Step #4 – Sign up for and pass the AVA exam
After completing their clinical work, people must pass the AVA examination. This 100-question exam, which is developed by the National Association of Veterinary Technicians in America and administered on the VetMedTeam website, takes 150 minutes to complete.
Step #5 – Renew certification every two years
To ensure that AVA professionals keep their skills and knowledge current, they are required to renew their certification after two years. In order to do this, vet assistants complete ten continuing education credits and pay a $10 fee.
Salary Outlook and Career Growth for Veterinary Assistants
The U.S. Bureau of Labor Statistics (BLS) reports that vet assistant positions will grow by 19 percent between 2016 and 2026. This means that in the coming years, there will be 16,300 new jobs created for these professionals, driven by the fact that there has been an overall increase in pet-related spending among consumers.

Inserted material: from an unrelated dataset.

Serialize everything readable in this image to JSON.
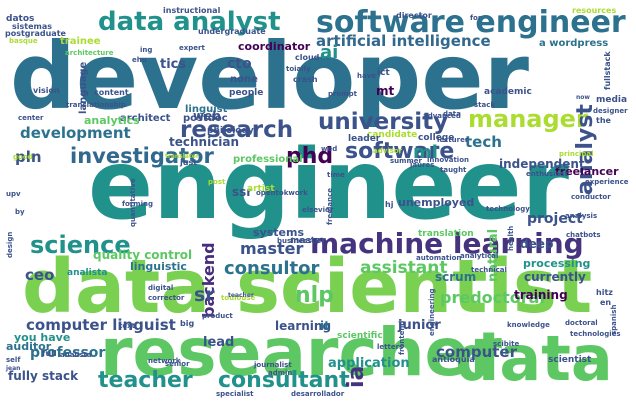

People who enter this field can expect to make a median income of $27,540 per year, according to BLS. In addition, the top earners in these positions make above $38,890 annually, while the lowest 10 percent of workers make under $19,950.
Source: Bureau of Labor Statistics
Resources for Further Research
Future vet assistants get intensive training when they enroll in a program, but that doesn’t mean they shouldn’t take advantage of additional information that will help them deepen their understanding of the field. The following are five resources that veterinary assistant students can use to enhance their classroom instruction.
This video from Carrington College provides a look at the daily work of a vet assistant.
This page provides information on the Approved Veterinary Assistant certification that is required to obtain employment after students complete their training programs.
The NAVTA represents the interests of veterinary assistants and technicians, providing resources such as industry journals, access to continuing education courses, and advice on coping with job-related stress. In addition, the organization offers scholarships for those studying to enter the field, as well as discounts for insurance and resources professionals use.
This publication keeps professionals in the veterinary field abreast of the latest industry news, such as new products, trends, and practice advances. It also includes information about the treatment of small animals like cats and dogs, larger animals like horses and cows, and less common pets, including ducks and rabbits.